Smith: Parents right to be angry
Parents who have vital information about their children kept from them have every right to be angry with the medical
professionals, schools and counsellors who deny them that information, United Future MP Murray Smith said today, in
announcing that he would look at drafting a Member's Bill to "rectify this ridiculous and hugely damaging situation".
“Society gives to parents the awesome responsibility of nurturing and instructing the next generation simply because the
State has neither the resources nor the ability to do the job,” Mr Smith said.
“To then deny parents critical information about their children's well-being flies in the face of that responsibility
and the rights of parents to know what is happening to their children.”
The issue has also arisen in the Care of Children Bill, which would continue the current provision by which pregnant
minors can have an abortion without their parents even knowing, Mr Smith said.

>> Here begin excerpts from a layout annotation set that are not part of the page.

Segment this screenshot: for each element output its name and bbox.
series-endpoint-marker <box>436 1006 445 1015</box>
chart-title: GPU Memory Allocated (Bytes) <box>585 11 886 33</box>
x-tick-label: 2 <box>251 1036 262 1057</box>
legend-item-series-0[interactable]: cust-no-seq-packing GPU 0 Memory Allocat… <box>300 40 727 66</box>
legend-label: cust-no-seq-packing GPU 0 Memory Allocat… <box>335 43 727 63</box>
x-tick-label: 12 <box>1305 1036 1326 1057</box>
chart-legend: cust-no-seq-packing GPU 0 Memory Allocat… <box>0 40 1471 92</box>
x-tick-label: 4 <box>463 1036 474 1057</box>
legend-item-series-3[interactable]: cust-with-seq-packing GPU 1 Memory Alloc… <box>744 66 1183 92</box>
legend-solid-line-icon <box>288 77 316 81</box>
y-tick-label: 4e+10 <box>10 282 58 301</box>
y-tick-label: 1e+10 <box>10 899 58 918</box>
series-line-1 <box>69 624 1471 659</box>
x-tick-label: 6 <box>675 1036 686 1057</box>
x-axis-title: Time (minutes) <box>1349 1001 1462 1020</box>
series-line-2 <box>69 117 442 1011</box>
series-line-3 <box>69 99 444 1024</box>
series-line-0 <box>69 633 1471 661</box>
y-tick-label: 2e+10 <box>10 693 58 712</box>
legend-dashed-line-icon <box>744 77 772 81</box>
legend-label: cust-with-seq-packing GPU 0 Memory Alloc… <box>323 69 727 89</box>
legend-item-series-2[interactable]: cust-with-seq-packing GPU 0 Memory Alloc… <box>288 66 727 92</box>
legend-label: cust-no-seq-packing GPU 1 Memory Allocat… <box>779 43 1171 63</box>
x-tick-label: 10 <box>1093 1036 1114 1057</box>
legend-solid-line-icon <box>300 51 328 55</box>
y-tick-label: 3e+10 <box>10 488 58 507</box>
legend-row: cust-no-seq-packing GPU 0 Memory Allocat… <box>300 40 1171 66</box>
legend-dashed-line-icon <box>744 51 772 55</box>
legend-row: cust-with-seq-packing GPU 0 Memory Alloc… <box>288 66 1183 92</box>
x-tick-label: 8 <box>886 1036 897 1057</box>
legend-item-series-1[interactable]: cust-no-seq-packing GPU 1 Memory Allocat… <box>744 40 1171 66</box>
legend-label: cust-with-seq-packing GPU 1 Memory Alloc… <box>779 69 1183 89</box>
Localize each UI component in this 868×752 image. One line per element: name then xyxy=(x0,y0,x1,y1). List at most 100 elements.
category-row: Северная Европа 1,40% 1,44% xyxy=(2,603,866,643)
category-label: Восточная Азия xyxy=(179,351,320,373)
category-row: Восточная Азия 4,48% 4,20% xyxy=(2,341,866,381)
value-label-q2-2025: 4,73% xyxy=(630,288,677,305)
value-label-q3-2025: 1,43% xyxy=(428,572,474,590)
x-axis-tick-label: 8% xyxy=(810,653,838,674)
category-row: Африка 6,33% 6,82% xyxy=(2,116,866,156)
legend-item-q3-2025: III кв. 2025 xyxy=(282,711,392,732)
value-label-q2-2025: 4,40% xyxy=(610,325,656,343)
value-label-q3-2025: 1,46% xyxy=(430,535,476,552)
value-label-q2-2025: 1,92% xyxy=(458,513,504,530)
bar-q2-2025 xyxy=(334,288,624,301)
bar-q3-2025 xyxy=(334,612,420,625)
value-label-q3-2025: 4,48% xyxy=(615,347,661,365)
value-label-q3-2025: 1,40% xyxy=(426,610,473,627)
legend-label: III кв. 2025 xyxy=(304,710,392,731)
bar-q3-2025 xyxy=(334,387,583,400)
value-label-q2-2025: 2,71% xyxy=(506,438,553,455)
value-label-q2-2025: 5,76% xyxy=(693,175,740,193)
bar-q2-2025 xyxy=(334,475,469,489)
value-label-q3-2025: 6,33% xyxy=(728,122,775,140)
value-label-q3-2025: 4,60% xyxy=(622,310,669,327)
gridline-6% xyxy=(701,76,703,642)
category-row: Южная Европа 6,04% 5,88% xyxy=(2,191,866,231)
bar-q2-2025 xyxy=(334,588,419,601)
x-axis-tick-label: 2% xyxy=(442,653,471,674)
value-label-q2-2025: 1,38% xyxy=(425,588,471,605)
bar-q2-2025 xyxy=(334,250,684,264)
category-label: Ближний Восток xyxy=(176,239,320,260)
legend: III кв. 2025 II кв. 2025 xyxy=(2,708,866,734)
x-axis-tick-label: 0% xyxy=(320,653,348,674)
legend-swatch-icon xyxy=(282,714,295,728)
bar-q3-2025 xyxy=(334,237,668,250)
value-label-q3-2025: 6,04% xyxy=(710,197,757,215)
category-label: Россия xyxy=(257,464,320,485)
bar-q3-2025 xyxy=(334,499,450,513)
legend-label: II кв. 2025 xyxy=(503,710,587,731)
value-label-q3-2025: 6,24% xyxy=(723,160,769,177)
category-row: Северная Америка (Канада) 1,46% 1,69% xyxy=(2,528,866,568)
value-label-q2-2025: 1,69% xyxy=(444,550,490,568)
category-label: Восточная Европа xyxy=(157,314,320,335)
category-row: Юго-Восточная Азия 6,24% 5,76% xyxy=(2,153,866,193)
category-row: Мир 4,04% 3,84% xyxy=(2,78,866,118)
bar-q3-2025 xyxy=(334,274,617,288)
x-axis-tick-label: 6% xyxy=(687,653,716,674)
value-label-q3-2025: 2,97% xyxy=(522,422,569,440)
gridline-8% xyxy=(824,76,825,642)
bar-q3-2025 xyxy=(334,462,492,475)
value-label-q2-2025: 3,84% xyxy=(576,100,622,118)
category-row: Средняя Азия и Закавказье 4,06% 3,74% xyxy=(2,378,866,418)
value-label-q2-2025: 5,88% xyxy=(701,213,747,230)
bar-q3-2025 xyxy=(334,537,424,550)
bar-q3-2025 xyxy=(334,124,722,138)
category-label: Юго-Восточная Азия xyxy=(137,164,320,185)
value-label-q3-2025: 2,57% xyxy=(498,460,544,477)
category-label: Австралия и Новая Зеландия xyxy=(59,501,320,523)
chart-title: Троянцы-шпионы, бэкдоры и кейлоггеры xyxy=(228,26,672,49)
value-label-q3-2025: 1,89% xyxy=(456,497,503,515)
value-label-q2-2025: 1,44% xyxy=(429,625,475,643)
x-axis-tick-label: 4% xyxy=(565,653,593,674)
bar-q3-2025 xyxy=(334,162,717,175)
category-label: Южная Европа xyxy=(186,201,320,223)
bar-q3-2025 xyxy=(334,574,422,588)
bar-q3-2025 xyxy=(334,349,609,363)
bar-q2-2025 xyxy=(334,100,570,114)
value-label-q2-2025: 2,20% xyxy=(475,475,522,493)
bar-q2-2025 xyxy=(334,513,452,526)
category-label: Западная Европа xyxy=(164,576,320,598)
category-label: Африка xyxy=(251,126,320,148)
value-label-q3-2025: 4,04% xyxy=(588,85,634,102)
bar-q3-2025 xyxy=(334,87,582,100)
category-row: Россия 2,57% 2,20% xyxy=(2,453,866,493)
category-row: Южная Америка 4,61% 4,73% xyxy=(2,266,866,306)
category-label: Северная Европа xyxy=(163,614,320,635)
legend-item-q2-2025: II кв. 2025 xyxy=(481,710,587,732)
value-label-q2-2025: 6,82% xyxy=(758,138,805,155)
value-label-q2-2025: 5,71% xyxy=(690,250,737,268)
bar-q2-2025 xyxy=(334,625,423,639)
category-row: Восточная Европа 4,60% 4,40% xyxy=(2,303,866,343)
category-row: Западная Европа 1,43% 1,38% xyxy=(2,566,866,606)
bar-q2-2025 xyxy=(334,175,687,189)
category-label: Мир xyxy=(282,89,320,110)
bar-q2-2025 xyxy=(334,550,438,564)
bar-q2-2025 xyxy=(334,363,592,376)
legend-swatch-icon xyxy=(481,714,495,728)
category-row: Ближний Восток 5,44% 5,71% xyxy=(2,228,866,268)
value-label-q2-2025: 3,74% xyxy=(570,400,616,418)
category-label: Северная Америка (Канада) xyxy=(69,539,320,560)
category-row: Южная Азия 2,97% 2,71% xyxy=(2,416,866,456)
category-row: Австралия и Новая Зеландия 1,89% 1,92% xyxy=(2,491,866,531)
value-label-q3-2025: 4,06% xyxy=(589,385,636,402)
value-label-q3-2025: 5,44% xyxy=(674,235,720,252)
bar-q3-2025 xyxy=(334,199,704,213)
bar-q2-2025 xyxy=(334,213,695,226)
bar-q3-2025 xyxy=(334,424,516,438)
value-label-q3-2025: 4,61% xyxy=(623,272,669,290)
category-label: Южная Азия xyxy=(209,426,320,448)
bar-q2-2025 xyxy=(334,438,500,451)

An AC Nielsen poll of 1000 people in March showed 76 percent of respondents agreed that a parent or guardian should be
notified before any decision was made for a girl under 16 to have an abortion. Some 51 percent of the respondents
'strongly agreed'.
Mr Smith said that a check of Hansard at the time the provision was originally put into the Status of Children Bill
showed that the debate was all about parental consent which was thought not to be necessary because parents and children
would have had an opportunity to discuss the issue and that the girl should make the final decision.
It was never envisaged that the issue would be kept from parents and it is only the later enactment of the Privacy Act
that has created the problem, he said.